Sean se encogió. Imágenes de sí mismo pasaron como fogonazos por su mente: desgarrándole las ropas, forzándola como una bestia salvaje. Estaba en deuda con ella más de lo que imaginaba, tanto que jamás podría resarcirla. Se pasó los dedos por el pelo y se obligó a girar sobre sus talones para mirarla cara a cara. Ella había subido los pies a la silla y estaba sentada cruzada de piernas, con las manos apoyadas en las rodillas. ¿Cómo podía mirarlo tan tranquila?
Dise, no hay disculpa para lo que hice. Si hubiese justicia, iría a la horca. Si pudiera, yo mismo me pondría la cuerda al cuello. Juro que lo haría. —Las palabras le sabían amargas. Era un condenado, y Dise tendría que esperar a que se le hiciera justicia hasta la Última Batalla. Qué necio había sido al desear amar a una mujer toda su vida. No lo merecía.

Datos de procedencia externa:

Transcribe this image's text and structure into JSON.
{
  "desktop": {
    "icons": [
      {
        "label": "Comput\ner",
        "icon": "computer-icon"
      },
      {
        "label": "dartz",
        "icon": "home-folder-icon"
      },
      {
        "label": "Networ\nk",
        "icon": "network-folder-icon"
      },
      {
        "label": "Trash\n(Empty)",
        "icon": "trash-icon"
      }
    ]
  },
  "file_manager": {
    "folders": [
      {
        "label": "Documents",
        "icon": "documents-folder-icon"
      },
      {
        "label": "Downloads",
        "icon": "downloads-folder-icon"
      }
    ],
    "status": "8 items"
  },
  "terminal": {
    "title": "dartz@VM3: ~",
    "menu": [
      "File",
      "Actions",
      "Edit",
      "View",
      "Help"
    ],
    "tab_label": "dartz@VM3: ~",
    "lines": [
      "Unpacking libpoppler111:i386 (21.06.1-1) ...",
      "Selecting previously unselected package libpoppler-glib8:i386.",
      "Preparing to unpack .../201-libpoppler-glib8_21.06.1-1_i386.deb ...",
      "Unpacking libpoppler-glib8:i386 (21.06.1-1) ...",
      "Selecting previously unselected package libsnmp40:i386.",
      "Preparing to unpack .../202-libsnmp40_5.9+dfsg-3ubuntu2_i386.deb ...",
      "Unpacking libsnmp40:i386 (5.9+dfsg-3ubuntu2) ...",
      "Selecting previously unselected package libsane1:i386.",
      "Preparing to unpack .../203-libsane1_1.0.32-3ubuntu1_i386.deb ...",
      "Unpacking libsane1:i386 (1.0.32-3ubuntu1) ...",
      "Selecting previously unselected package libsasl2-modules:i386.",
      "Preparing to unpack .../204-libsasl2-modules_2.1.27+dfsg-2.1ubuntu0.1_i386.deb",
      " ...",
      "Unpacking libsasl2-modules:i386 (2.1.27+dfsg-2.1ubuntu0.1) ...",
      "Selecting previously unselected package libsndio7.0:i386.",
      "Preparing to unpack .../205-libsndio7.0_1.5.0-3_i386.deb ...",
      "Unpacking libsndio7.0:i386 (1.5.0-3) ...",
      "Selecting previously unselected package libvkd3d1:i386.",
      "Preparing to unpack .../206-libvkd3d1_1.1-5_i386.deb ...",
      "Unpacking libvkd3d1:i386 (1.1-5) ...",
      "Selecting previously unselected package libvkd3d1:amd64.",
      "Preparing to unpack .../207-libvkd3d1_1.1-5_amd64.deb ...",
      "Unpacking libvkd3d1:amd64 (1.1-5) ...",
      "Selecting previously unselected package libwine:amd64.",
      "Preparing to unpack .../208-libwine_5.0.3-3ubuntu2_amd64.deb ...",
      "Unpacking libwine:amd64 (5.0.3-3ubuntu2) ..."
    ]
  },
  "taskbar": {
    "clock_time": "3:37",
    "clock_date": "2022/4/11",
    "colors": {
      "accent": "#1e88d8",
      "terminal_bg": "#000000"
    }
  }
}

—¿De qué hablas? —inquirió lentamente ella.
—Hablo de lo que te hice —gimió. ¿Cómo pudo comportarse así con nadie, pero principalmente con ella?—. Dise, sé que tiene que ser duro para ti estar en la misma habitación conmigo. —¿Cómo podía recordar aún la morbidez de su cuerpo, la sedosa suavidad de su piel? Después de que le hubiese quitado la ropa desgarrándola—. Jamás pensé que fuera un animal, un monstruo. —Pero lo era. Se despreciaba a sí mismo por lo que había hecho. Y se despreciaba aún más porque deseaba hacerlo otra vez—. La única excusa que tengo es la locura. Mi padre estaba en lo cierto. Oía voces. La voz de su conciencia, creía. ¿Podrás...? No. No tengo derecho a pedirte que me perdones. Pero debes saber cuánto lo siento, Dise. —Lo sentía. Y sus manos ansiaban deslizarse por su espalda desnuda, por sus caderas. Era un monstruo—. Lo lamento enormemente. Al menos, quiero que lo sepas.
Ella permanecía sentada allí, inmóvil, mirándolo como si nunca hubiese visto algo igual. Ahora dejaría de disimular. Ahora diría lo que pensaba realmente, de él y, por tremendo que fuera, no llegaría a la mitad de la verdad.
—Así que es por eso por lo que me has mantenido alejada —dijo finalmente la joven—. Escúchame, estúpido idiota. Estaba a punto de ponerme a gritar y a llorar a moco tendido porque había presenciado demasiadas muertes, y tú también estabas a punto de hacer lo mismo por idéntica razón. Lo que hicimos, mi inocente cordero, fue consolarnos el uno al otro. A veces los amigos se confortan así. Y cierra la boca, pedazo de inútil, conchito de dehesa.
Sean la cerró, pero sólo para tragar saliva. Creyó que los ojos se le iban a salir de las cuencas.